Professor Robinson suggested in his lecture that the Affordable Care Act, while working to increase the total number of Americans with health insurance, has not brought meaningful relief to American families. He noted that adverse effects on debt on health, and posited that a health care system must take debt into account in order to be comprehensive.

“Price exposure is a policy choice,” and therefore can be changed. Professor Robinson argues in his book that current system of extensive cost exposure throughout the insured population is unsustainable, and exacerbates bad outcomes as it squeezes the most economically vulnerable populations. To this end, he offers a variety of prescriptive solutions.
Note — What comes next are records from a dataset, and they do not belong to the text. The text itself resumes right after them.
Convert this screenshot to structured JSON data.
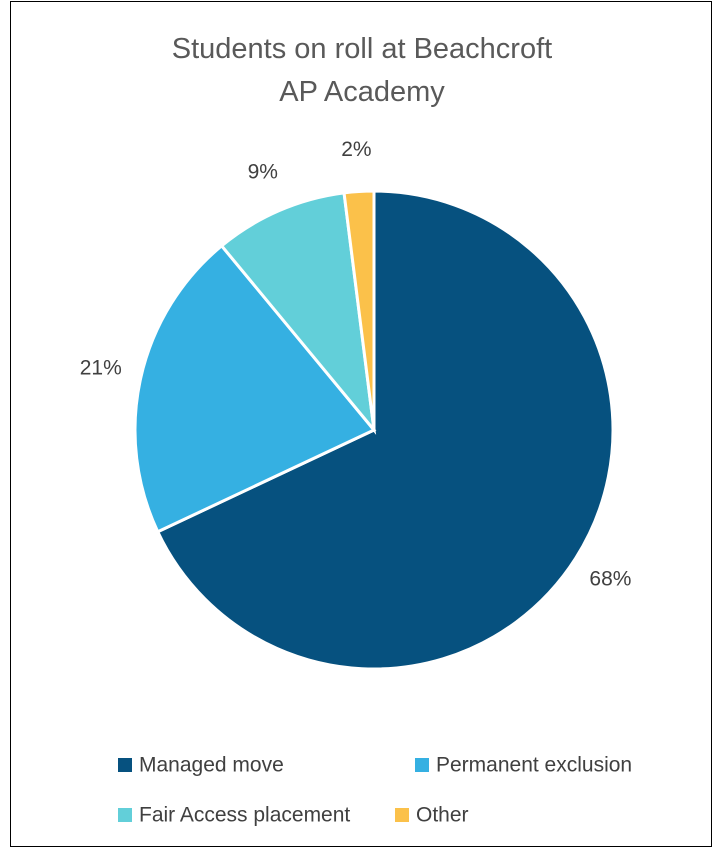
{
  "chart_data": {
    "type": "pie",
    "title": "Students on roll at Beachcroft AP Academy",
    "categories": [
      "Managed move",
      "Permanent exclusion",
      "Fair Access placement",
      "Other"
    ],
    "values": [
      68,
      21,
      9,
      2
    ],
    "value_labels": [
      "68%",
      "21%",
      "9%",
      "2%"
    ],
    "colors": [
      "#06517f",
      "#35b0e2",
      "#62cfd9",
      "#fbc14a"
    ],
    "legend": "bottom"
  }
}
Among these would be to tinker with the prevailing cost-sharing regime. These changes would entail a preference for lower-cost procedures, while promoting empirically-guided insurance schemes. This would mean means testing cost-sharing, so that people without significant resources can still affordably seek care. Professor Robinson cautions, however, that these sorts of interventions only amount to small modifications without structural change to the overall system, and therefore their net impact may be limited.

With that in mind, Professor Robinson suggests that the United States could adopt a health care system that severely limits or eliminates patients’ cost-exposure. Implementing this new regime, Professor Robinson notes, would entail a complete overhaul of our health care delivery systems, and would likely only be practical under a single-payer regime, like Medicare-for-All.

Eliminating or severely limiting cost-sharing would run counter to the dominant way health insurance has been managed in the United States, in part because it requires insurers to bear a greater portion of the pool’s risk. The most common counterargument against a cost-sharing-free environment is that without some level of cost-sharing, patients will seek more health care than they actually need, a phenomenon called moral hazard.

Professor Robinson suggests that this could be a feature, not a bug, of a cost-exposure-free system. In this way Professor Robinson rejects the premise of the counter argument. He explained that with high levels of cost-sharing, people forgo care that they need, and that the downstream effects of having free-at-the-point-of-service health care could exceed the supposed value lost to moral hazard.

Professor Robinson also collaborates on research with Professor Wendy Netter Epstein, Director of the Jaharis Health Law Institute. Professor Robinson’s book Exposed: Why Our Health Insurance is Incomplete and What Can be Done About It is available for purchase at the DePaul Center’s Barnes & Noble.